Le chef de l’Etat veut-il nous dire qu’il ne voit pas que ses ministres et ses DG, une fois nommés, rivalisent d’ardeur pour organiser des meetings de soutien à son action et offrir des présents aux populations ? Veut-il nous dire le plus sincèrement et le plus honnêtement du monde qu’il pense que ces extravagances sont financées par les salaires de ces occasionnels et douteux donateurs ? On a même vu un directeur de société, sorti de nulle part, offrir, personnellement, un tracteur de grande puissance à des populations d’une localité de notre pays.
Donc, des fonctionnaires de la République distribuent de l’argent à tour de bras et personne ne se demande où ils le trouvent ni pourquoi faut-il attendre d’être nommé ministre ou DG pour subitement devenir généreux à l’égard de populations dont on connait la misère depuis toujours ? Après l’on feint d’être surpris de constater que la bamboula est organisée autour des deniers de la république.

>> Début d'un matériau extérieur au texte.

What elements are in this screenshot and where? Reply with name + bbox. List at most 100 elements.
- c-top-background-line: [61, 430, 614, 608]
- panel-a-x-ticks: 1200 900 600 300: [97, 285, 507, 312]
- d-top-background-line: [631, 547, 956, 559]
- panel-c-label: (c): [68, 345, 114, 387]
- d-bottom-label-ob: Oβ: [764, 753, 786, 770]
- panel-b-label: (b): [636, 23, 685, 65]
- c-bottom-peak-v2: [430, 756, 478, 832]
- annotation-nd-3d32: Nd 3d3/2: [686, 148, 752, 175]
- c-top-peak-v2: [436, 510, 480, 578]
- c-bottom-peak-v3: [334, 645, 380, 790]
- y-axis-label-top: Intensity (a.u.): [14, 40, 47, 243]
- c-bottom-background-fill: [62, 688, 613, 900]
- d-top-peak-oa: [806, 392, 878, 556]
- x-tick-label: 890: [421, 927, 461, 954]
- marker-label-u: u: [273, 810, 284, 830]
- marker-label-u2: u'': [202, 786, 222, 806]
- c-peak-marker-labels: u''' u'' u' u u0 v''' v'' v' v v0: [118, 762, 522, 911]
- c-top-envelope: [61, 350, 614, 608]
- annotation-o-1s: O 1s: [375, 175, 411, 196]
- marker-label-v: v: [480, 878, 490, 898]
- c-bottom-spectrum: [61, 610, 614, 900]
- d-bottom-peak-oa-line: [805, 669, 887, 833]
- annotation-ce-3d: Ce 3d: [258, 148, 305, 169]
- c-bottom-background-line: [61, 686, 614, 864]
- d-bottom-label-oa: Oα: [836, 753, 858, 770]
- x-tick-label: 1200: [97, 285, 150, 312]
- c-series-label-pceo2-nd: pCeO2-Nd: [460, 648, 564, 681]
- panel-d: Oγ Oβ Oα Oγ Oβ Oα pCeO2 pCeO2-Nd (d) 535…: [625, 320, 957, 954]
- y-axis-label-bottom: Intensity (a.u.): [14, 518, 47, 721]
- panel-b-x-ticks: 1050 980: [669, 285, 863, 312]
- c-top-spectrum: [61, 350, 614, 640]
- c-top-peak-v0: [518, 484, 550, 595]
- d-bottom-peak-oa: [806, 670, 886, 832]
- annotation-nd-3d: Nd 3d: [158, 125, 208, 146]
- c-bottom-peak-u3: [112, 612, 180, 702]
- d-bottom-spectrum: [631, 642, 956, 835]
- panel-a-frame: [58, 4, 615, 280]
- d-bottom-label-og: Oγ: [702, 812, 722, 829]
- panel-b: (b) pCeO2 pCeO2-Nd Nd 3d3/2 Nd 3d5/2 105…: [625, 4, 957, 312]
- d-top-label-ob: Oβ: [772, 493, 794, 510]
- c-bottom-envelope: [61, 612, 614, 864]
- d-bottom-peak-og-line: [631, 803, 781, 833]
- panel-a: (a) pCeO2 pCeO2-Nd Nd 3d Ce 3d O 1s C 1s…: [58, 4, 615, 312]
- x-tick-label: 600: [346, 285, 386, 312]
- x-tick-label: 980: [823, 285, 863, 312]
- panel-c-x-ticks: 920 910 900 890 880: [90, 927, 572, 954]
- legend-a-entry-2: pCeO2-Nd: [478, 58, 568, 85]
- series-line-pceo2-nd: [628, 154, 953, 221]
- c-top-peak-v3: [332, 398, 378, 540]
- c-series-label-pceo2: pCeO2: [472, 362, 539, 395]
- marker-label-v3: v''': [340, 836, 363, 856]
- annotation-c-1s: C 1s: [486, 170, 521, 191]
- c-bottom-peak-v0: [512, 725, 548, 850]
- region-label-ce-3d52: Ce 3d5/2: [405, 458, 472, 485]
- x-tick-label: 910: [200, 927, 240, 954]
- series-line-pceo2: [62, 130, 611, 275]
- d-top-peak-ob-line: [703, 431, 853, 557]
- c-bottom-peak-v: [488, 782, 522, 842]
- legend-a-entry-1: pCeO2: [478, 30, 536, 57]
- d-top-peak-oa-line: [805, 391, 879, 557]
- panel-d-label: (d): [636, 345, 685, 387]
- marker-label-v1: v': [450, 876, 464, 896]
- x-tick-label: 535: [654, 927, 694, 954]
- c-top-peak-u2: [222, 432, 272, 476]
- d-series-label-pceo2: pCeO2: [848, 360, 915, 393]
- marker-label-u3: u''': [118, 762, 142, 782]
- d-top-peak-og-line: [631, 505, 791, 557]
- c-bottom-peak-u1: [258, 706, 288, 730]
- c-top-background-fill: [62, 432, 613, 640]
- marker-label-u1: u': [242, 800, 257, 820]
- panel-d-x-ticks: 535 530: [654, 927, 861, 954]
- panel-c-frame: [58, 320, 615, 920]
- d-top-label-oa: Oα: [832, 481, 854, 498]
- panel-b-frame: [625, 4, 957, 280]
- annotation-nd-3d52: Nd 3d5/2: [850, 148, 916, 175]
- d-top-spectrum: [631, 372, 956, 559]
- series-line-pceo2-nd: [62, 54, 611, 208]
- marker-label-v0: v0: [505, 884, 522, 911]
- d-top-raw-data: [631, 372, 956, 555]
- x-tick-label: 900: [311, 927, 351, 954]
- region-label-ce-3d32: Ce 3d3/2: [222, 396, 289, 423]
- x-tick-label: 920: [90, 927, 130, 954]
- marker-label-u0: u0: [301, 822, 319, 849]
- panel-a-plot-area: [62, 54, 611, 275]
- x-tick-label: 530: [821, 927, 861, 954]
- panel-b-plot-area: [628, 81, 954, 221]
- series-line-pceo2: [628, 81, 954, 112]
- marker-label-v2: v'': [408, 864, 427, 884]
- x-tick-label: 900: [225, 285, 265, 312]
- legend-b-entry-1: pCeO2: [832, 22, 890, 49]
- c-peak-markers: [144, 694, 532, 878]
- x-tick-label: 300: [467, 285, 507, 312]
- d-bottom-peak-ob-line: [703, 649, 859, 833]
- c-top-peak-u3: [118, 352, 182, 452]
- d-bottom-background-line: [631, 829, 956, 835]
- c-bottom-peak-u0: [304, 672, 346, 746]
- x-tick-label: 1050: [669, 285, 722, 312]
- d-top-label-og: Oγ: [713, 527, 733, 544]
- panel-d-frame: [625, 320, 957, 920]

A d’autres.
Nous le savons : tout le système de nomination a aujourd’hui pour socle le clientélisme. Et le promoteur en est, malheureusement, consciemment ou inconsciemment, le chef de l’Etat lui-même. Je ne pourrai donc pas croire en sa capacité d’opérer une juste réforme de notre administration tant que ce phénomène durera. Et surtout, tant qu’il sera obsédé par sa réélection en 2011.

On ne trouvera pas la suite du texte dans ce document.